Jorhat, May 13: The leaves of the mejankori tree will now be used to produce more than the lustrous ivory silk that once went into the making of robes for the Ahom royal family.

The leaves, used to feed silkworms, will now be used to make perfume and medicinal oil that are in great demand internationally.

Mysore, another silk bastion, has set up the first mejankori plantation in the country with saplings from the Northeast supplied by the North East Institute of Science and Technology (NEIST) here.

Scientists of this premier research institute under the Centre for Scientific and Industrial Research are on a fast track to make the plant commercially viable in India, especially the Northeast through seedling propagation technology, through extraction of its oil, in great demand in the perfumery and the pharmaceutical industries.

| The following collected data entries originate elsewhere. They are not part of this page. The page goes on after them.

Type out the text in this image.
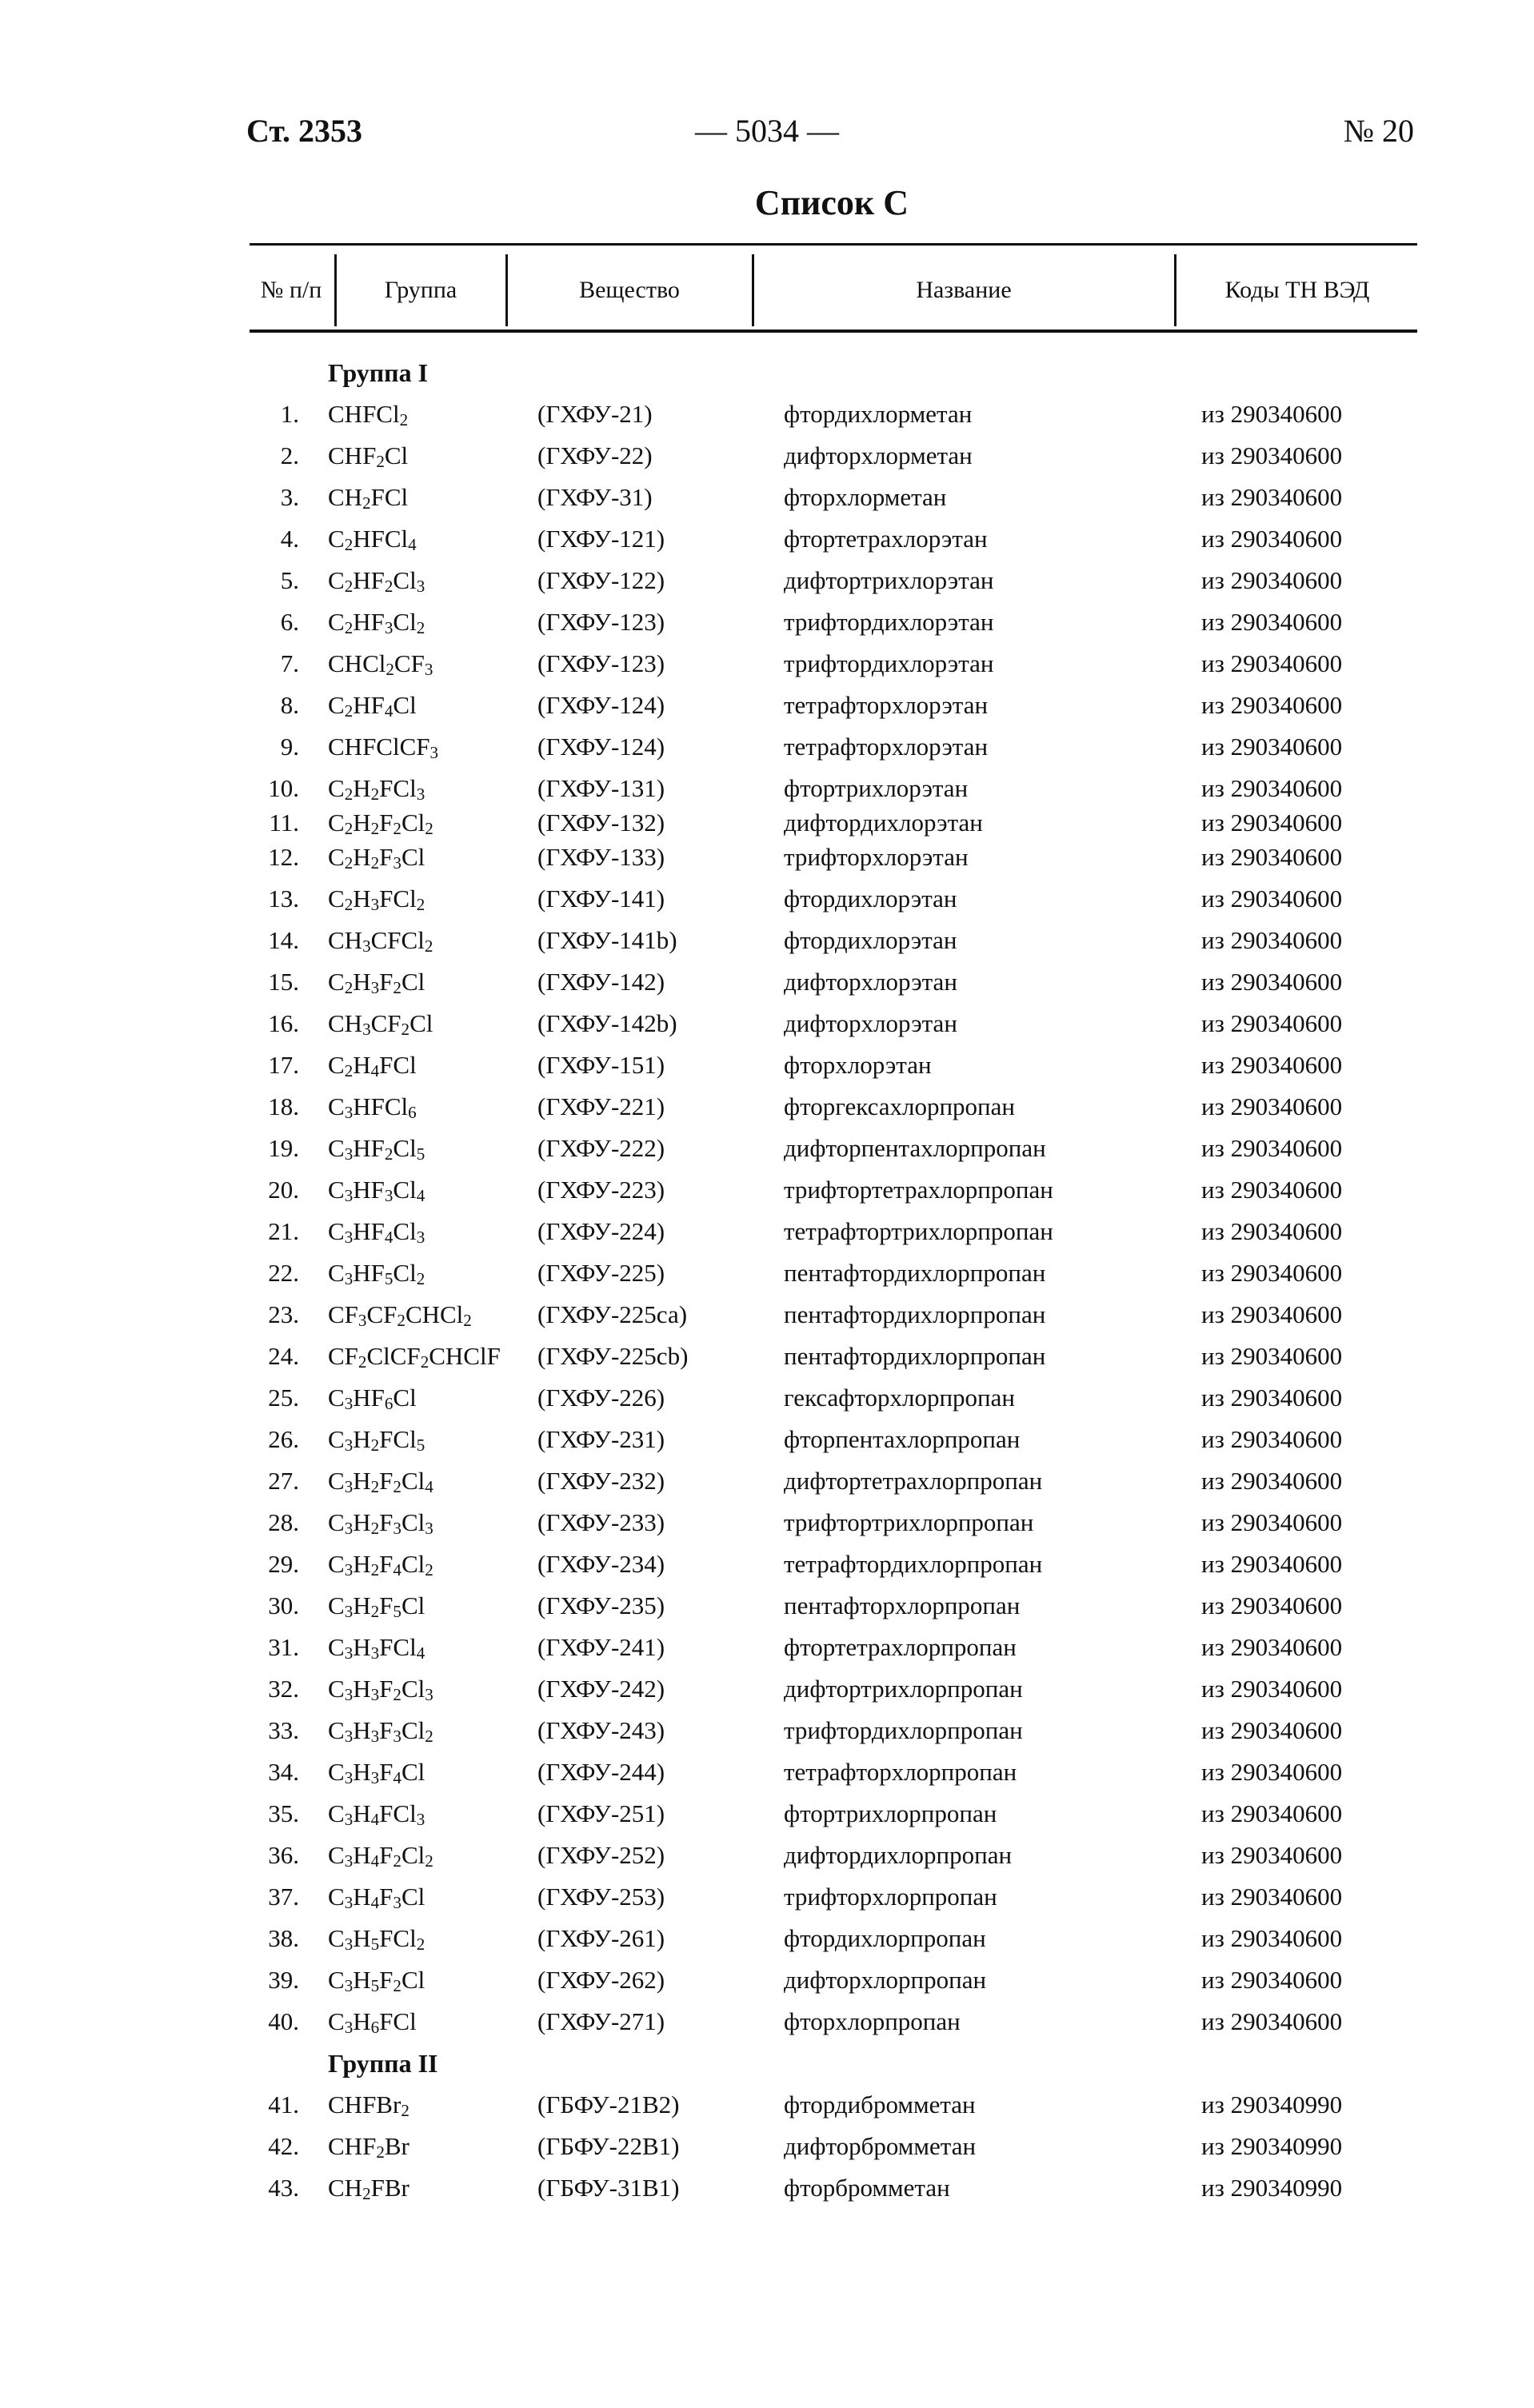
Ст. 2353	— 5034 —	№ 20
Список С
№ п/п	Группа	Вещество	Название	Коды ТН ВЭД
Группа I
1. CHFCl$_2$	(ГХФУ-21)	фтордихлорметан	из 290340600
2. $CHF_2Cl$	(ГХФУ-22)	дифторхлорметан	из 290340600
3. $CH_2FCl$	(ГХФУ-31)	фторхлорметан	из 290340600
4. $C_2HFCl_4$	(ГХФУ-121)	фтортетрахлорэтан	из 290340600
5. $C_2HF_2Cl_3$	(ГХФУ-122)	дифтортрихлорэтан	из 290340600
6. $C_2HF_3Cl_2$	(ГХФУ-123)	трифтордихлорэтан	из 290340600
7. $CHCl_2CF_3$	(ГХФУ-123)	трифтордихлорэтан	из 290340600
8. $C_2HF_4Cl$	(ГХФУ-124)	тетрафторхлорэтан	из 290340600
9. CHFClCF$_3$	(ГХФУ-124)	тетрафторхлорэтан	из 290340600
10. $C_2H_2FCl_3$	(ГХФУ-131)	фтортрихлорэтан	из 290340600
11. $C_2H_2F_2Cl_2$	(ГХФУ-132)	дифтордихлорэтан	из 290340600
12. $C_2H_2F_3Cl$	(ГХФУ-133)	трифторхлорэтан	из 290340600
13. $C_2H_3FCl_2$	(ГХФУ-141)	фтордихлорэтан	из 290340600
14. $CH_3CFCl_2$	(ГХФУ-141b)	фтордихлорэтан	из 290340600
15. $C_2H_3F_2Cl$	(ГХФУ-142)	дифторхлорэтан	из 290340600
16. $CH_3CF_2Cl$	(ГХФУ-142b)	дифторхлорэтан	из 290340600
17. $C_2H_4FCl$	(ГХФУ-151)	фторхлорэтан	из 290340600
18. $C_3HFCl_6$	(ГХФУ-221)	фторгексахлорпропан	из 290340600
19. $C_3HF_2Cl_5$	(ГХФУ-222)	дифторпентахлорпропан	из 290340600
20. $C_3HF_3Cl_4$	(ГХФУ-223)	трифтортетрахлорпропан	из 290340600
21. $C_3HF_4Cl_3$	(ГХФУ-224)	тетрафтортрихлорпропан	из 290340600
22. $C_3HF_5Cl_2$	(ГХФУ-225)	пентафтордихлорпропан	из 290340600
23. $CF_3CF_2CHCl_2$	(ГХФУ-225са)	пентафтордихлорпропан	из 290340600
24. $CF_2ClCF_2CHClF$ (ГХФУ-225сb)	пентафтордихлорпропан	из 290340600
25. $C_3HF_6Cl$	(ГХФУ-226)	гексафторхлорпропан	из 290340600
26. $C_3H_2FCl_5$	(ГХФУ-231)	фторпентахлорпропан	из 290340600
27. $C_3H_2F_2Cl_4$	(ГХФУ-232)	дифтортетрахлорпропан	из 290340600
28. $C_3H_2F_3Cl_3$	(ГХФУ-233)	трифтортрихлорпропан	из 290340600
29. $C_3H_2F_4Cl_2$	(ГХФУ-234)	тетрафтордихлорпропан	из 290340600
30. $C_3H_2F_5Cl$	(ГХФУ-235)	пентафторхлорпропан	из 290340600
31. $C_3H_3FCl_4$	(ГХФУ-241)	фтортетрахлорпропан	из 290340600
32. $C_3H_3F_2Cl_3$	(ГХФУ-242)	дифтортрихлорпропан	из 290340600
33. $C_3H_3F_3Cl_2$	(ГХФУ-243)	трифтордихлорпропан	из 290340600
34. $C_3H_3F_4Cl$	(ГХФУ-244)	тетрафторхлорпропан	из 290340600
35. $C_3H_4FCl_3$	(ГХФУ-251)	фтортрихлорпропан	из 290340600
36. $C_3H_4F_2Cl_2$	(ГХФУ-252)	дифтордихлорпропан	из 290340600
37. $C_3H_4F_3Cl$	(ГХФУ-253)	трифторхлорпропан	из 290340600
38. $C_3H_5FCl_2$	(ГХФУ-261)	фтордихлорпропан	из 290340600
39. $C_3H_5F_2Cl$	(ГХФУ-262)	дифторхлорпропан	из 290340600
40. $C_3H_6FCl$	(ГХФУ-271)	фторхлорпропан	из 290340600
Группа II
41. CHFBr$_2$	(ГБФУ-21В2)	фтордибромметан	из 290340990
42. $CHF_2Br$	(ГБФУ-22В1)	дифторбромметан	из 290340990
43. $CH_2FBr$	(ГБФУ-31В1)	фторбромметан	из 290340990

Subhan C. Nath, chief scientist of the medicinal and aromatic plant division of NEIST, said it has been established that mejankori is one of the 15 essential oil-bearing plants in the world. “Despite mejankori being indigenous to the region, this potential has not been tapped here. China and Vietnam have captured the international market in mejankori oil,” Nath said.

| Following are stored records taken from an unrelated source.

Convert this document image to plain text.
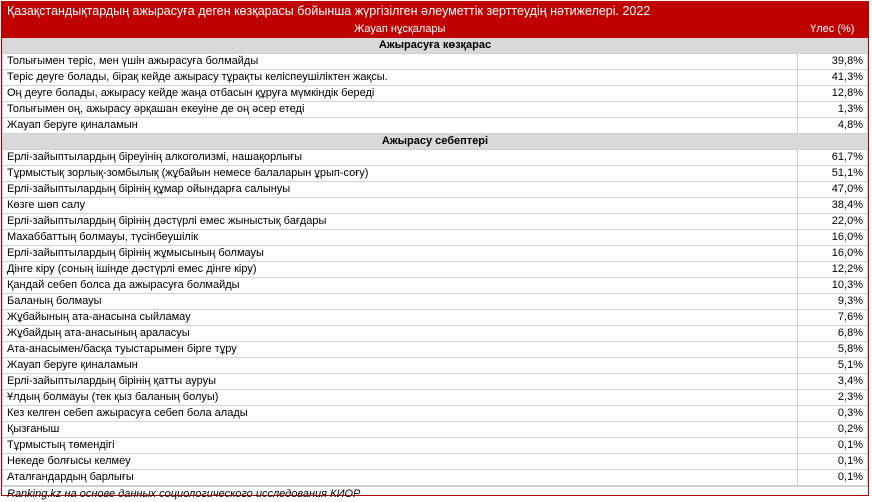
Қазақстандықтардың ажырасуға деген көзқарасы бойынша жүргізілген әлеуметтік зерттеудің нәтижелері. 2022
Жауап нұсқалары	Үлес (%)
Ажырасуға көзқарас	
Толығымен теріс, мен үшін ажырасуға болмайды	39,8%
Теріс деуге болады, бірақ кейде ажырасу тұрақты келіспеушіліктен жақсы.	41,3%
Оң деуге болады, ажырасу кейде жаңа отбасын құруға мүмкіндік береді	12,8%
Толығымен оң, ажырасу әрқашан екеуіне де оң әсер етеді	1,3%
Жауап беруге қиналамын	4,8%
Ажырасу себептері	
Ерлі-зайыптылардың біреуінің алкоголизмі, нашақорлығы	61,7%
Тұрмыстық зорлық-зомбылық (жұбайын немесе балаларын ұрып-соғу)	51,1%
Ерлі-зайыптылардың бірінің құмар ойындарға салынуы	47,0%
Көзге шөп салу	38,4%
Ерлі-зайыптылардың бірінің дәстүрлі емес жыныстық бағдары	22,0%
Махаббаттың болмауы, түсінбеушілік	16,0%
Ерлі-зайыптылардың бірінің жұмысының болмауы	16,0%
Дінге кіру (соның ішінде дәстүрлі емес дінге кіру)	12,2%
Қандай себеп болса да ажырасуға болмайды	10,3%
Баланың болмауы	9,3%
Жұбайының ата-анасына сыйламау	7,6%
Жұбайдың ата-анасының араласуы	6,8%
Ата-анасымен/басқа туыстарымен бірге тұру	5,8%
Жауап беруге қиналамын	5,1%
Ерлі-зайыптылардың бірінің қатты ауруы	3,4%
Ұлдың болмауы (тек қыз баланың болуы)	2,3%
Кез келген себеп ажырасуға себеп бола алады	0,3%
Қызғаныш	0,2%
Тұрмыстың төмендігі	0,1%
Некеде болғысы келмеу	0,1%
Аталғандардың барлығы	0,1%
Ranking.kz на основе данных социологического исследования КИОР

“The ingredient found in mejankori that is used in the perfumery industry is also found in lemon grass, extensively grown in different parts here. However, the international market for lemon grass oil dwindled as it could not compete with the cheaper and qualitatively better mejankori oil supplied by China and Vietnam,” he said.

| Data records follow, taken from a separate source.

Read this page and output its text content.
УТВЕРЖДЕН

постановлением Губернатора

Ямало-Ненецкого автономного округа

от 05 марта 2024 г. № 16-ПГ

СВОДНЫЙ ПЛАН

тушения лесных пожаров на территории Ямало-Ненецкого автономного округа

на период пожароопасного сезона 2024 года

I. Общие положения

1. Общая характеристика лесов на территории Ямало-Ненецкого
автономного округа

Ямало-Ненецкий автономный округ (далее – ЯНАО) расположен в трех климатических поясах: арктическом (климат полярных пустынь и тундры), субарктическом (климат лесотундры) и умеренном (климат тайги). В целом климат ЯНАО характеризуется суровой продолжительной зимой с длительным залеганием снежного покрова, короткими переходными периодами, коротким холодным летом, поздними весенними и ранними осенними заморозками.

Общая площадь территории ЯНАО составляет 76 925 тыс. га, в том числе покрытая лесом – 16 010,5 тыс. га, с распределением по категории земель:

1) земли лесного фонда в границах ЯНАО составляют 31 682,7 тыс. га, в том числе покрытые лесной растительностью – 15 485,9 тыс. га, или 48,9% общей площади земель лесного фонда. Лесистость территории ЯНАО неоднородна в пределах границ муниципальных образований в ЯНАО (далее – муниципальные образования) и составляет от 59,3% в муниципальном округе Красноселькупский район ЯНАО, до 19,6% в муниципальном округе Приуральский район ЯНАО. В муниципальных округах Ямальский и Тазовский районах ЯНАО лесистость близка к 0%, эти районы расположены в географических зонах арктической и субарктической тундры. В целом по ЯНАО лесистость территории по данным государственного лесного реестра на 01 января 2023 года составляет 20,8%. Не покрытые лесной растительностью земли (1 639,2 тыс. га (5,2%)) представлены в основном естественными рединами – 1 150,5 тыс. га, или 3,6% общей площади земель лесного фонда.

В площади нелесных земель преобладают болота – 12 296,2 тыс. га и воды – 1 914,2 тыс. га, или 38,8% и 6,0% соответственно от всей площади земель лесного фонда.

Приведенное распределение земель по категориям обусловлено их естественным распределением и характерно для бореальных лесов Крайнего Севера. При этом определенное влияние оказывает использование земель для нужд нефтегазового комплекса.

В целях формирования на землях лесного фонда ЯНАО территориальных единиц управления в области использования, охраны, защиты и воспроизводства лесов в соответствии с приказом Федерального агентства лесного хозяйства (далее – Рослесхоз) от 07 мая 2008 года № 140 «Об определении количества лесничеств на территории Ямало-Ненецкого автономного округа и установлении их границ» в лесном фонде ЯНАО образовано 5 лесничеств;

Scientists of the division had screened all the varieties of mejankori available in this bio-diversity hotspot and found a variety, which yielded oil qualitatively better than that produced by China and Vietnam.

In 2006, NEIST got a patent for this variety after establishing its superiority. Since then, it has been working on a technology that enables largescale production of saplings, to be supplied to farmers.

“Another factor we are working on is how to make harvesting cheap as the tree grows to quite a height. If we can work something out to make the plant grow like a tea bush, it will work wonders,” he said.

The scientists have hit upon propagation through seedlings and were mulling tissue culture propagation in which many plants can be grown through very little material from the mother plant.

Nath, however, could not say how mejankori would fare alongside tea as a cash crop in this region.

He hoped that farmers would take to it as it had great potential in the international market. “A firm in Mysore, the Natural Essential Oil Company Pvt Ltd, is the first to take this plant from us. The plant will bear the seeds after five years and if they succeed, I hope farmers here take to this more,” he said.

One litre of mejankori oil sells for Rs 800-900 in the international market.

Muga silkworm rearers no longer prefer the mejankori tree because of the greater percentage of deaths of the silkworms and subsequent losses.